Foi a um posto de saúde de uma cidadezinha de três mil habitantes, com Eva sentada na sala de espera, e o atendeu uma médica de uns quarenta anos que lhe perguntou nove coisas e mediu a pressão.

— Quanto você anda por dia?

— Pois… vinte e cinco quilômetros. Às vezes trinta.

— Com calor?

— Com calor.

— E o que você come?

Axel pensou.

— Depende do dia.

— Claro.

Tirou sangue.
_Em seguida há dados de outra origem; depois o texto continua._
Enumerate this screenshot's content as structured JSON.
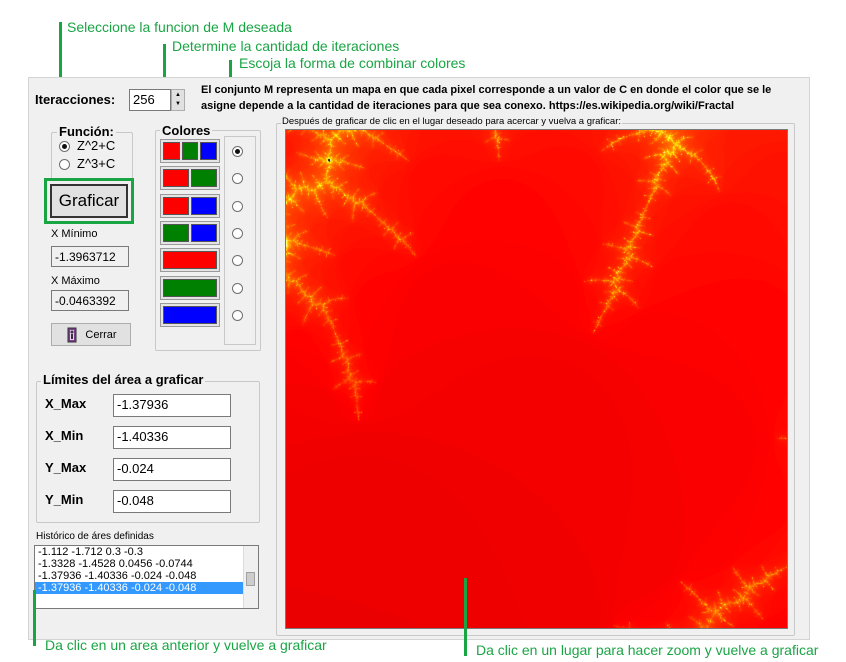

Disse para ele beber dois litros no mínimo, comer sal, não andar de duas às cinco e que se aquilo da meia hora acontecesse outra vez fosse ao pronto-socorro sem discutir com ninguém.

— E não poderia ser… outra coisa? — disse Axel.

— Outra coisa como o quê?

E aí ele travou. Porque não se pode dizer.

— Da cabeça — disse no fim.

A médica largou a caneta.

— Olha — disse. — Um cara desidratado e sem comer faz coisas estranhas e não se lembra. Isso eu vejo quatro vezes por mês no verão, e não vejo em gente idosa, viu, vejo em moços da sua idade que acham que aguentam. A cabeça funciona com açúcar e com água, como tudo o mais, e se você tira as duas coisas e ainda põe ela a andar seis horas no sol, ela faz o que pode. — Pegou a caneta outra vez. — Comece bebendo e comendo, que é a parte barata. E se comendo e bebendo continuar acontecendo, você volta e falamos da outra coisa. Sem problema, e sem que ninguém ria de você. Combinado?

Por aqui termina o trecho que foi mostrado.